As advanced as most automatic speech recognition (ASR) systems are, they still have difficulty handling and recognizing proper names. The sheer volume of names in any given language presents an issue from the outset. Most English-speaking people have an average vocabulary of 20,000 to 35,000 words. However, there are more than 150,000 surnames in common usage in the U.S. alone, and nearly a million names in total. This leads to proper names outnumbering regular words 10 to 1. So, while today’s ASR systems are trained on hundreds of thousands of hours of audio, the frequency of proper names compared to more commonly used words is still very low. Because of this, ASR systems will often mistake proper names for more common words. Also, they often transcribe the names of famous people in place of less common names because of training data bias.
Names can also be pronounced differently by different people. For example, “Helena” can be pronounced as “HEL-eh-nuh” or “Heh-LAY-nuh.” They can also be orthographically spelled in many ways; Catherine and Kathryn sound exactly the same and, with only audio input, it is impossible for ASR systems to choose between the two spellings unless the context for a particular name is clear. This variability in both phonetics and orthography further adds to the ambiguity and complexity that ASR systems face when processing and transcribing names.

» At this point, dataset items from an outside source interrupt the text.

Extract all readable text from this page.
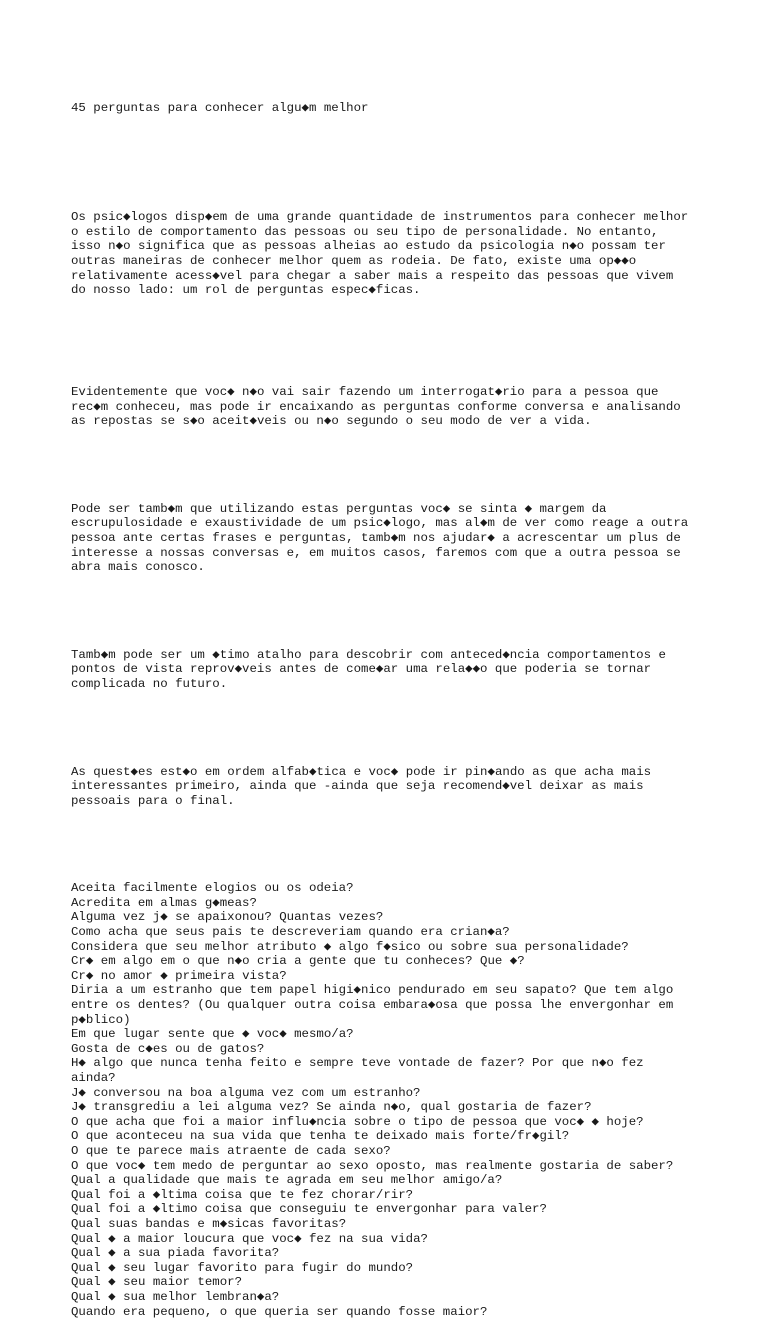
45 perguntas para conhecer algu◆m melhor

Os psic◆logos disp◆em de uma grande quantidade de instrumentos para conhecer melhor
o estilo de comportamento das pessoas ou seu tipo de personalidade. No entanto,
isso n◆o significa que as pessoas alheias ao estudo da psicologia n◆o possam ter
outras maneiras de conhecer melhor quem as rodeia. De fato, existe uma op◆◆o
relativamente acess◆vel para chegar a saber mais a respeito das pessoas que vivem
do nosso lado: um rol de perguntas espec◆ficas.

Evidentemente que voc◆ n◆o vai sair fazendo um interrogat◆rio para a pessoa que
rec◆m conheceu, mas pode ir encaixando as perguntas conforme conversa e analisando
as repostas se s◆o aceit◆veis ou n◆o segundo o seu modo de ver a vida.

Pode ser tamb◆m que utilizando estas perguntas voc◆ se sinta ◆ margem da
escrupulosidade e exaustividade de um psic◆logo, mas al◆m de ver como reage a outra
pessoa ante certas frases e perguntas, tamb◆m nos ajudar◆ a acrescentar um plus de
interesse a nossas conversas e, em muitos casos, faremos com que a outra pessoa se
abra mais conosco.

Tamb◆m pode ser um ◆timo atalho para descobrir com anteced◆ncia comportamentos e
pontos de vista reprov◆veis antes de come◆ar uma rela◆◆o que poderia se tornar
complicada no futuro.

As quest◆es est◆o em ordem alfab◆tica e voc◆ pode ir pin◆ando as que acha mais
interessantes primeiro, ainda que -ainda que seja recomend◆vel deixar as mais
pessoais para o final.

Aceita facilmente elogios ou os odeia?
Acredita em almas g◆meas?
Alguma vez j◆ se apaixonou? Quantas vezes?
Como acha que seus pais te descreveriam quando era crian◆a?
Considera que seu melhor atributo ◆ algo f◆sico ou sobre sua personalidade?
Cr◆ em algo em o que n◆o cria a gente que tu conheces? Que ◆?
Cr◆ no amor ◆ primeira vista?
Diria a um estranho que tem papel higi◆nico pendurado em seu sapato? Que tem algo
entre os dentes? (Ou qualquer outra coisa embara◆osa que possa lhe envergonhar em
p◆blico)
Em que lugar sente que ◆ voc◆ mesmo/a?
Gosta de c◆es ou de gatos?
H◆ algo que nunca tenha feito e sempre teve vontade de fazer? Por que n◆o fez
ainda?
J◆ conversou na boa alguma vez com um estranho?
J◆ transgrediu a lei alguma vez? Se ainda n◆o, qual gostaria de fazer?
O que acha que foi a maior influ◆ncia sobre o tipo de pessoa que voc◆ ◆ hoje?
O que aconteceu na sua vida que tenha te deixado mais forte/fr◆gil?
O que te parece mais atraente de cada sexo?
O que voc◆ tem medo de perguntar ao sexo oposto, mas realmente gostaria de saber?
Qual a qualidade que mais te agrada em seu melhor amigo/a?
Qual foi a ◆ltima coisa que te fez chorar/rir?
Qual foi a ◆ltimo coisa que conseguiu te envergonhar para valer?
Qual suas bandas e m◆sicas favoritas?
Qual ◆ a maior loucura que voc◆ fez na sua vida?
Qual ◆ a sua piada favorita?
Qual ◆ seu lugar favorito para fugir do mundo?
Qual ◆ seu maior temor?
Qual ◆ sua melhor lembran◆a?
Quando era pequeno, o que queria ser quando fosse maior?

All these factors (limited training data, training biases, and heterogeneity) can lead to poor performance of an AI solution. For example, if you said, “Wally Shaw, please” the system might transcribe this as “Wallace Shawn, please” and then act on this, potentially compromising private health information (PHI). Similarly, doctor’s names can be misinterpreted or confused (recognizing “Mike Daly” as “my daily”, for example), and this could result in frustration when the system doesn’t understand and/or takes you to an operator that leads to a queue. In healthcare, it is essential that ASR systems minimize these kinds of mistakes, but the speech recognition systems used by most healthcare institutions still regularly make them.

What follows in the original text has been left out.